Delivery of the CRISPR ribonucleoprotein (RNP) for homology-directed repair (HDR) has been challenging due to the low efficiency. Herein, we developed a Cas9 conjugate complex system which can induce efficient HDR editing with the use of a minimal amount of carrier material. Cas9 from Streptococcus pyogenes was purified and conjugated with low molecular weight polymer (LP). The Cas9-LP conjugates were complexed with single guide RNA (sgRNA) and donor DNA, which showed greatly enhanced internalization into cells compared to native Cas9 complexes, as well as a high extent of co-localization of Cas9 with sgRNA. The cytotoxicity of Cas9-LP complexes was evaluated, demonstrating low cytotoxicity compared to the conventional lipofectamine formulation. Finally, the treatment of Cas9-LP complexes to HEK293T reporter cell line expressing a mutant red fluorescent protein (RFP) results in efficient base correction of the RFP gene (up to 31%), leading to restoration of RFP expression and fluorescence. We anticipate that the current method can be widely used as a platform for efficient HDR editing via ‘minimal carrier-assisted’ delivery without the aid of any external physical stimuli, which can be potentially applied for in vivo and ex vivo editing of cellular targets.

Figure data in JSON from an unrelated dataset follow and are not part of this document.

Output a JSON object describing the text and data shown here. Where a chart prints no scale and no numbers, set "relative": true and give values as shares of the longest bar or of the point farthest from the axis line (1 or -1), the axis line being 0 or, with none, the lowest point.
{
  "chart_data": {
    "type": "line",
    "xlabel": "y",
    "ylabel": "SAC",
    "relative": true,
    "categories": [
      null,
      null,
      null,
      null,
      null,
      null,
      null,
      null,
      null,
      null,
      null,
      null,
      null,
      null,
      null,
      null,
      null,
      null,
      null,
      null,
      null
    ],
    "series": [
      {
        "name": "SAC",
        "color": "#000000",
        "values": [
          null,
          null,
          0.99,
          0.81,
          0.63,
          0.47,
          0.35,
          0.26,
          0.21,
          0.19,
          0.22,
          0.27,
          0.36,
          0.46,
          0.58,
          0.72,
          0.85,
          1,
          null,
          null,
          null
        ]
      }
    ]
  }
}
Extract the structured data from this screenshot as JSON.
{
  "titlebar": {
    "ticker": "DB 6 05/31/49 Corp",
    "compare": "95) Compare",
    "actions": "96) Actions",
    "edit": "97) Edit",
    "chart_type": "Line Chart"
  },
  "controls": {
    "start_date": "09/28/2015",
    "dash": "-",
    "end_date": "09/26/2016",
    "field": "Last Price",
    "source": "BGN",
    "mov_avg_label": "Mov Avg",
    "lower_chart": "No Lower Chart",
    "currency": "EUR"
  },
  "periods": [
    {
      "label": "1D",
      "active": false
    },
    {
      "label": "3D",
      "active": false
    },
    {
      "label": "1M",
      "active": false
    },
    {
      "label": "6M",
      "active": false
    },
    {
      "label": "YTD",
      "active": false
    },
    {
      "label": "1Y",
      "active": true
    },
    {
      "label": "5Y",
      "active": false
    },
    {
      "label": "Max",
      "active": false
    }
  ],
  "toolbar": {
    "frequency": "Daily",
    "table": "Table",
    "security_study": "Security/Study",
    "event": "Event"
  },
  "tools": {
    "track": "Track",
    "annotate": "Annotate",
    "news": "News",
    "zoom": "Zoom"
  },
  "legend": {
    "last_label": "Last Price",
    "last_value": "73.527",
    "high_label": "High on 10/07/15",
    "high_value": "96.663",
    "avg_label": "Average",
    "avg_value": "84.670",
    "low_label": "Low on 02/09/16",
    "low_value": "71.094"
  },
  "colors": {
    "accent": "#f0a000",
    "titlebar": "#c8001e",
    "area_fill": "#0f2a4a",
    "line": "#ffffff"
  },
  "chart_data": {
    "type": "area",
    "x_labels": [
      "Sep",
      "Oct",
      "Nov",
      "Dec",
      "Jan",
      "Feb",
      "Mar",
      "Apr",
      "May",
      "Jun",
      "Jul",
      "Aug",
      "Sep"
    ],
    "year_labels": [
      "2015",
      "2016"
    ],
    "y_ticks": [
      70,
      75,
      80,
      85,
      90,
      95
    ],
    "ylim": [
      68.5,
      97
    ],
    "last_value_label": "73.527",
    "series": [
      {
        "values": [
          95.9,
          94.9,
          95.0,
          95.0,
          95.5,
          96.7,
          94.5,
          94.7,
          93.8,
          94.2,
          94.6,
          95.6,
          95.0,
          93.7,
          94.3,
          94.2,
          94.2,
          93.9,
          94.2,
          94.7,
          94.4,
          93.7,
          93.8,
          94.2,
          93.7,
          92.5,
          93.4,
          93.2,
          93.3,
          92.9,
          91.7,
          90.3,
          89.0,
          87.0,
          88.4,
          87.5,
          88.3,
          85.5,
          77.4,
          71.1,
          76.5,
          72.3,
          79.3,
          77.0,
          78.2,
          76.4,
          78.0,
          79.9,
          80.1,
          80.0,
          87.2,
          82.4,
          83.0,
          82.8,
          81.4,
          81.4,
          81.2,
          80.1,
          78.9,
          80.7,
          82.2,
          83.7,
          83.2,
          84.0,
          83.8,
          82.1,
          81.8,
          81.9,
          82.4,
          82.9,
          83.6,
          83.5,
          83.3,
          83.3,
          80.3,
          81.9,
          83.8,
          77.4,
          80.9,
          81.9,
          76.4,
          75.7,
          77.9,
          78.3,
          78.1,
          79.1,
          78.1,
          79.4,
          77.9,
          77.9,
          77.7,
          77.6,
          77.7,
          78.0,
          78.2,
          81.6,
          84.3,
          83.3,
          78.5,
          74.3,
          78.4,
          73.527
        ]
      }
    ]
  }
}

由于效率低，用于同源定向修复 (HDR) 的 CRISPR 核糖核蛋白 (RNP) 的递送一直具有挑战性。在此，我们开发了一种 Cas9 共轭复合系统，该系统可以使用最少量的载体材料来诱导高效的 HDR 编辑。来自化脓性链球菌的Cas9纯化并与低分子量聚合物 (LP) 结合。Cas9-LP 偶联物与单向导 RNA (sgRNA) 和供体 DNA 复合，与天然 Cas9 复合物相比，其显示出大大增强的细胞内化，以及 Cas9 与 sgRNA 的高度共定位。对 Cas9-LP 复合物的细胞毒性进行了评估，证明与传统的 lipofectamine 制剂相比，细胞毒性较低。最后，将 Cas9-LP 复合物与表达突变红色荧光蛋白 (RFP) 的 HEK293T 报告细胞系进行处理，导致 RFP 基因的有效碱基校正（高达 31%），导致 RFP 表达和荧光的恢复。细胞靶标的体内和体外编辑。